The location added another layer of urgency. Interstate 75 near the airport carries heavy traffic in and out of Atlanta, especially in the late afternoon and early evening. A shooting tied to that corridor can create both a crime scene and a transportation disruption, even when the violence may have started elsewhere. In this case, television crews reported from the scene as Huntley’s car was towed away, a reminder that investigators were piecing together evidence from a vehicle left on a major road rather than from a fixed address such as a home, parking lot or business. That kind of scene often leaves the public with little immediate clarity: drivers may have passed the aftermath without knowing what happened, while detectives work backward from the vehicle, the victim’s route, phone records, camera footage and any witness accounts to reconstruct the final minutes. Police have not said how long Huntley’s vehicle had been on the interstate before officers reached her, and they have not released any information about whether shell casings, surveillance video or other physical evidence were recovered.

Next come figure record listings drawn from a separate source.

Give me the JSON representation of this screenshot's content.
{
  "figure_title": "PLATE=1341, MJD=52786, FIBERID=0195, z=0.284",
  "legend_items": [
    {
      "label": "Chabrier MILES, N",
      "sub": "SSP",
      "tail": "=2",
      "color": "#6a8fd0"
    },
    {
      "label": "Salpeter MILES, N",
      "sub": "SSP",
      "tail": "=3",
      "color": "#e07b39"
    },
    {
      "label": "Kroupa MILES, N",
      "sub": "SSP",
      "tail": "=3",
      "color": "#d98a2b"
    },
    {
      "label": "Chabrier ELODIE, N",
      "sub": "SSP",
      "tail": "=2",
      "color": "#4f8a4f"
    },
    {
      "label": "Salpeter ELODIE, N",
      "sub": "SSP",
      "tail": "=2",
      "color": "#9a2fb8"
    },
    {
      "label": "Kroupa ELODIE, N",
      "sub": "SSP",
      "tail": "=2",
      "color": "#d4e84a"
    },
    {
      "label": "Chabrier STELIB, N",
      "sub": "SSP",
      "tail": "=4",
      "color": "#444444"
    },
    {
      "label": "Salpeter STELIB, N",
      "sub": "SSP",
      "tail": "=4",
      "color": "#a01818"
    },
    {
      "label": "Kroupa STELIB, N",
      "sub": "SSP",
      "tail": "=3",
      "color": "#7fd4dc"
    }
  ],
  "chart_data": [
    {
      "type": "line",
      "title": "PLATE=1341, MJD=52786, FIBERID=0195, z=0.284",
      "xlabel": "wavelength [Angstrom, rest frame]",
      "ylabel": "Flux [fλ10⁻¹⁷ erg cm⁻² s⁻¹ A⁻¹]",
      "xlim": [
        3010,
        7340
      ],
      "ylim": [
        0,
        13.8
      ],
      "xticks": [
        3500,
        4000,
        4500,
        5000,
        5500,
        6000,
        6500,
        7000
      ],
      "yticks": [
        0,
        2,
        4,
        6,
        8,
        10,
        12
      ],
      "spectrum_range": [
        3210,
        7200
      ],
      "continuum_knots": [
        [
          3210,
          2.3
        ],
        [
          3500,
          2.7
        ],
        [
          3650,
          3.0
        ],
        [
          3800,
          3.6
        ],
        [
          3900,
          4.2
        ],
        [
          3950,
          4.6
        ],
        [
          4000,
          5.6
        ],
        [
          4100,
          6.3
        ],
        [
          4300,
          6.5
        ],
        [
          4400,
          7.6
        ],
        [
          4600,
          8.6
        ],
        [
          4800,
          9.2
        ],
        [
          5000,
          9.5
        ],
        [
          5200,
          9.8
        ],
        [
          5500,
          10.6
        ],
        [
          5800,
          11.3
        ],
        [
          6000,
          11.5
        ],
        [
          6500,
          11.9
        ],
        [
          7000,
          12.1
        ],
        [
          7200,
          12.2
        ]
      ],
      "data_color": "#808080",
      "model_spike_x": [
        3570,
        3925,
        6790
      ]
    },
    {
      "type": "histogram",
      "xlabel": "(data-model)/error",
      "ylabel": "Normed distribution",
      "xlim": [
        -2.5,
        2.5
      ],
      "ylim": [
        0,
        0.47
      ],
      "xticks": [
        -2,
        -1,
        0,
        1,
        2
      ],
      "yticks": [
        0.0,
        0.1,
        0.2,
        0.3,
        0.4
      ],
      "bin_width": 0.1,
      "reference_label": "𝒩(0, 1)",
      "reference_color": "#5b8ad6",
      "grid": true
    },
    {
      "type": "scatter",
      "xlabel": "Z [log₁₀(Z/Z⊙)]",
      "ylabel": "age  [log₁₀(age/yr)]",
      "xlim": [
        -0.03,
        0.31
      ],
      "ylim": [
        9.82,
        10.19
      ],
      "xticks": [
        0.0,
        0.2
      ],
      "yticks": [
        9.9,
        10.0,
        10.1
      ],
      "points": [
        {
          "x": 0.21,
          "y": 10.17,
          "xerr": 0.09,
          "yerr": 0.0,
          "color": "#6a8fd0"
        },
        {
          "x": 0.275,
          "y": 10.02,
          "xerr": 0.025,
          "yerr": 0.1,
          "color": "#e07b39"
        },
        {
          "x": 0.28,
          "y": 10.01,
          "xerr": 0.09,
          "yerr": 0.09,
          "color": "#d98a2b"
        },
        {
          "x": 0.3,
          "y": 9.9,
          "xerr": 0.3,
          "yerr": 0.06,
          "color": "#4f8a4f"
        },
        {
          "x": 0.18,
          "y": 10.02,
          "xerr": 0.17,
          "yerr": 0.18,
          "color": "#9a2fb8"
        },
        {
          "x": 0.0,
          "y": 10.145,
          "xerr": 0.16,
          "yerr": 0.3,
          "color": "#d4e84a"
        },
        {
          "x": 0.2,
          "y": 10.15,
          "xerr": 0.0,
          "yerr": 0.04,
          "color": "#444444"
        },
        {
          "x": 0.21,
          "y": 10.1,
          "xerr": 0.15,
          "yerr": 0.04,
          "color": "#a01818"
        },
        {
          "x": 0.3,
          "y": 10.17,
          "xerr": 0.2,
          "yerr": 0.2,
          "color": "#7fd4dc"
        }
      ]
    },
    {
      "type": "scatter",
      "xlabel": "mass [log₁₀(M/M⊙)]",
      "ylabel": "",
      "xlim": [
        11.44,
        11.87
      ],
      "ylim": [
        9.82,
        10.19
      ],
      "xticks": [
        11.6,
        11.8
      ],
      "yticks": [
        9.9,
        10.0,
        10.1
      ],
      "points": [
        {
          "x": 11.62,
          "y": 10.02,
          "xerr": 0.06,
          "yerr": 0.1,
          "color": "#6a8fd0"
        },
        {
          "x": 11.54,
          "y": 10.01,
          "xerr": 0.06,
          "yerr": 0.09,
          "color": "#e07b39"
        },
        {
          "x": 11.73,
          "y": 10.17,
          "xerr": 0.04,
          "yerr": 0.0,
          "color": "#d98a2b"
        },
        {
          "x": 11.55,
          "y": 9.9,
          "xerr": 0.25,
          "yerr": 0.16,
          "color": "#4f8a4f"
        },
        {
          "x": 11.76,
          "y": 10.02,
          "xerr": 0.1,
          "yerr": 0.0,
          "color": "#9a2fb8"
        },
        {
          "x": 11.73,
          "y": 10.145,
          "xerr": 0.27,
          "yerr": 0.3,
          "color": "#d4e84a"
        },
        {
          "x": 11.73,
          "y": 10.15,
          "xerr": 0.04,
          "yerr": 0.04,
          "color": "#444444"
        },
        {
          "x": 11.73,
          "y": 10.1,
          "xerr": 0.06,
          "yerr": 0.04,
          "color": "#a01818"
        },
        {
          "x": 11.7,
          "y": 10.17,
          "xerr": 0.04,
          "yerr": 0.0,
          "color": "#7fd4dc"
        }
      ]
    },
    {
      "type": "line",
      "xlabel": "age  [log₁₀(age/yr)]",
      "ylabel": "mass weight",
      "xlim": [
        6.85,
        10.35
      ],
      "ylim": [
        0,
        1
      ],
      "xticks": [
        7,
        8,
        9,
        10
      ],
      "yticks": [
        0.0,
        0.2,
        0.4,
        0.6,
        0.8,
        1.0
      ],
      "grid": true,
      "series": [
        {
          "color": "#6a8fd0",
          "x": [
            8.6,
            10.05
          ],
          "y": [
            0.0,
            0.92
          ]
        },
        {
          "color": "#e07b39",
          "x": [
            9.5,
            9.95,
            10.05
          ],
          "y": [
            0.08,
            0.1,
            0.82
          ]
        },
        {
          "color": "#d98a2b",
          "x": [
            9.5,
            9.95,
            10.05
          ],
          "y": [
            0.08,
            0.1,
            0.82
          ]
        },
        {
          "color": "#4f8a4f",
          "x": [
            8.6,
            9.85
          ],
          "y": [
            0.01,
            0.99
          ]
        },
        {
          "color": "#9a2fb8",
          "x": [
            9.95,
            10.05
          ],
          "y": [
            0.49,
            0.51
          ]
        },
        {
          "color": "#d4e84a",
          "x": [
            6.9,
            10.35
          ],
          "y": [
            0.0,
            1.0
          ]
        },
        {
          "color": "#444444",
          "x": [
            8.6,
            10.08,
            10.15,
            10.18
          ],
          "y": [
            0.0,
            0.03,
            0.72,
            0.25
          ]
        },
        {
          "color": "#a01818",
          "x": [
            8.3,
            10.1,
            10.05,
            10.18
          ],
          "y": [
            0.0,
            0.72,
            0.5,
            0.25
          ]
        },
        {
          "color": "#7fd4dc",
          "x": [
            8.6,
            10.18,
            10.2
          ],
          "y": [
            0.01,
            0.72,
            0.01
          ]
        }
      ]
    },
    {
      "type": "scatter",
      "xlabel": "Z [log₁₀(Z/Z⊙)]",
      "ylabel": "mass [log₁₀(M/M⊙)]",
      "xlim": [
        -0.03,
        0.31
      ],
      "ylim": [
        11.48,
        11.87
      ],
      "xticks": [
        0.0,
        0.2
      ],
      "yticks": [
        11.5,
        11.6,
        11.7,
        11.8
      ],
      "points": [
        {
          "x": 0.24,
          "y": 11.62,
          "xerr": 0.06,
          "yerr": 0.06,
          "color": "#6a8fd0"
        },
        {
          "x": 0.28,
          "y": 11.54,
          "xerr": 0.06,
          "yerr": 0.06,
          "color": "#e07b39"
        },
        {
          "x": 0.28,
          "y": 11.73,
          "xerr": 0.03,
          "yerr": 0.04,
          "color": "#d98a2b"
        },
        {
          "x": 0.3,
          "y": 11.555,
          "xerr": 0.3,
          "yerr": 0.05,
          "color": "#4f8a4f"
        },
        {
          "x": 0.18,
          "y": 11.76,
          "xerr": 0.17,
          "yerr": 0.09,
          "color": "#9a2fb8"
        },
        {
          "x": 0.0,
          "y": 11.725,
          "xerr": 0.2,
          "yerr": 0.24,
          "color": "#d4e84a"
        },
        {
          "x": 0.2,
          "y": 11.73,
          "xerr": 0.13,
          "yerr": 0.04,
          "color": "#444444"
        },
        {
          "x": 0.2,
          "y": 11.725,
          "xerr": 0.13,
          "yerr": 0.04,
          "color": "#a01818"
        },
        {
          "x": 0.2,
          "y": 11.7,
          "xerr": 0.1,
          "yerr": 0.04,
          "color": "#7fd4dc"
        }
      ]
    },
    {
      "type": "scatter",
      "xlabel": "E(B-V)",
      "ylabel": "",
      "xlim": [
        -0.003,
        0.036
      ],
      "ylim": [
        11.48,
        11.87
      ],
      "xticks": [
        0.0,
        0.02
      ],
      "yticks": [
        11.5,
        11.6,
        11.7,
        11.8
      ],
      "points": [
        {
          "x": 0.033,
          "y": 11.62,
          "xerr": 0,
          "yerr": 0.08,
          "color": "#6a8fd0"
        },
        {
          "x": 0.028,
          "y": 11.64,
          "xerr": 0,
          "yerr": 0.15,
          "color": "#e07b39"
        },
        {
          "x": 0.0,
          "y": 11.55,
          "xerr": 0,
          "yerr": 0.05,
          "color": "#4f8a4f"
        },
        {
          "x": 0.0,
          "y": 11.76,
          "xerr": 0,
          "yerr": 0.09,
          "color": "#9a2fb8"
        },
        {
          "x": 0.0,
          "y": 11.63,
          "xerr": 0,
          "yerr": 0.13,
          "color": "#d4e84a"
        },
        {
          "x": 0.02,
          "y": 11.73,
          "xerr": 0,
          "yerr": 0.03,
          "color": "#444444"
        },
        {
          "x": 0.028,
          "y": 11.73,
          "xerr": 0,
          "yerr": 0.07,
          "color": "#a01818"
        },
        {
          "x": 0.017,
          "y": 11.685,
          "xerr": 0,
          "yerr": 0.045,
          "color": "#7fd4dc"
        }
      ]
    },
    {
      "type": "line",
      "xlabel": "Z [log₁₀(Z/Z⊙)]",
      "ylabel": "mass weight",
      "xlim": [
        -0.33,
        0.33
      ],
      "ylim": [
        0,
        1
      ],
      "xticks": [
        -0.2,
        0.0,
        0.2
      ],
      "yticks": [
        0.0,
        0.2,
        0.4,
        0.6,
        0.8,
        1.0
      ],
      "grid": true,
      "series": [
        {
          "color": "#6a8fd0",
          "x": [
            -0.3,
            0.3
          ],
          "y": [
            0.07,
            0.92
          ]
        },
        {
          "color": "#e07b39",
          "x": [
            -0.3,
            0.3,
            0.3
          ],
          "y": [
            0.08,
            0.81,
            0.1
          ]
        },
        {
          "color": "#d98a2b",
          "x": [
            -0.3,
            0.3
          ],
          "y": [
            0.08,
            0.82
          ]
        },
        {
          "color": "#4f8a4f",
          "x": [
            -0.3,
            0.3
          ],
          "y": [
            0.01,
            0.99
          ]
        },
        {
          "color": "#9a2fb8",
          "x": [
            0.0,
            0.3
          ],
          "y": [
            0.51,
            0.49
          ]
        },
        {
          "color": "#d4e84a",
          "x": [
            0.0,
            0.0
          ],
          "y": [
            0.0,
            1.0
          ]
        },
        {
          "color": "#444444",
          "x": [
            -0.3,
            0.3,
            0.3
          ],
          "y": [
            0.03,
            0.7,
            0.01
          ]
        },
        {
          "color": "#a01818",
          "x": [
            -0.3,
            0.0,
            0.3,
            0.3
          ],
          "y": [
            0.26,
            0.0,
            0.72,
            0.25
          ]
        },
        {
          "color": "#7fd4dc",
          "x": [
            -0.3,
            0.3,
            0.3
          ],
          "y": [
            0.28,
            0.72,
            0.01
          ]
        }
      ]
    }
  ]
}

The procedural path ahead is clearer than the underlying facts. Atlanta police said homicide investigators responded to determine the circumstances surrounding the incident, and the department noted that the information released so far is preliminary and could change as the investigation develops. In practical terms, that means detectives are likely still trying to establish where Huntley was shot, who was with her in the hours before the attack and whether her route on April 14 can be tracked through cameras or digital records. No charges had been announced as of Friday, April 17. The Fulton County Medical Examiner’s identification of Huntley established the victim’s name and confirmed her age, while local reporting added that she was pregnant and the mother of two. The next public milestone will probably be a police update identifying a suspect, clarifying the original location of the shooting or releasing a more detailed account of Huntley’s movements before officers found her on I-75. Until then, the case remains in the evidence-gathering stage rather than the charging stage.

What has emerged most clearly is the human cost. Huntley’s death has been described by local outlets through the eyes of family members who said she was heading home from work, a detail that underscores how routine her evening had apparently been before it turned fatal. The public record still does not show a confrontation, a chase or any exchange before the shooting. Instead, the story now rests on a few hard facts: a mother on her way home, a gunshot wound, a vehicle on a crowded interstate near the airport, a trip to Grady Memorial Hospital and a homicide investigation that is still missing its central explanation. For relatives, that leaves grief without many answers. For investigators, it leaves a scene that may not be the true starting point. And for Atlanta drivers who passed through that corridor Tuesday evening, it leaves the unsettling possibility that a deadly act unfolded partly out of sight and only became visible when Huntley’s car came to rest on the highway.

As of Friday, police had identified Huntley but had not named a suspect or said where the shooting began. The next key step is a more detailed update from Atlanta police on the original location, any persons of interest and whether evidence from the vehicle or nearby cameras has narrowed the search.

Author note: Last updated April 17, 2026.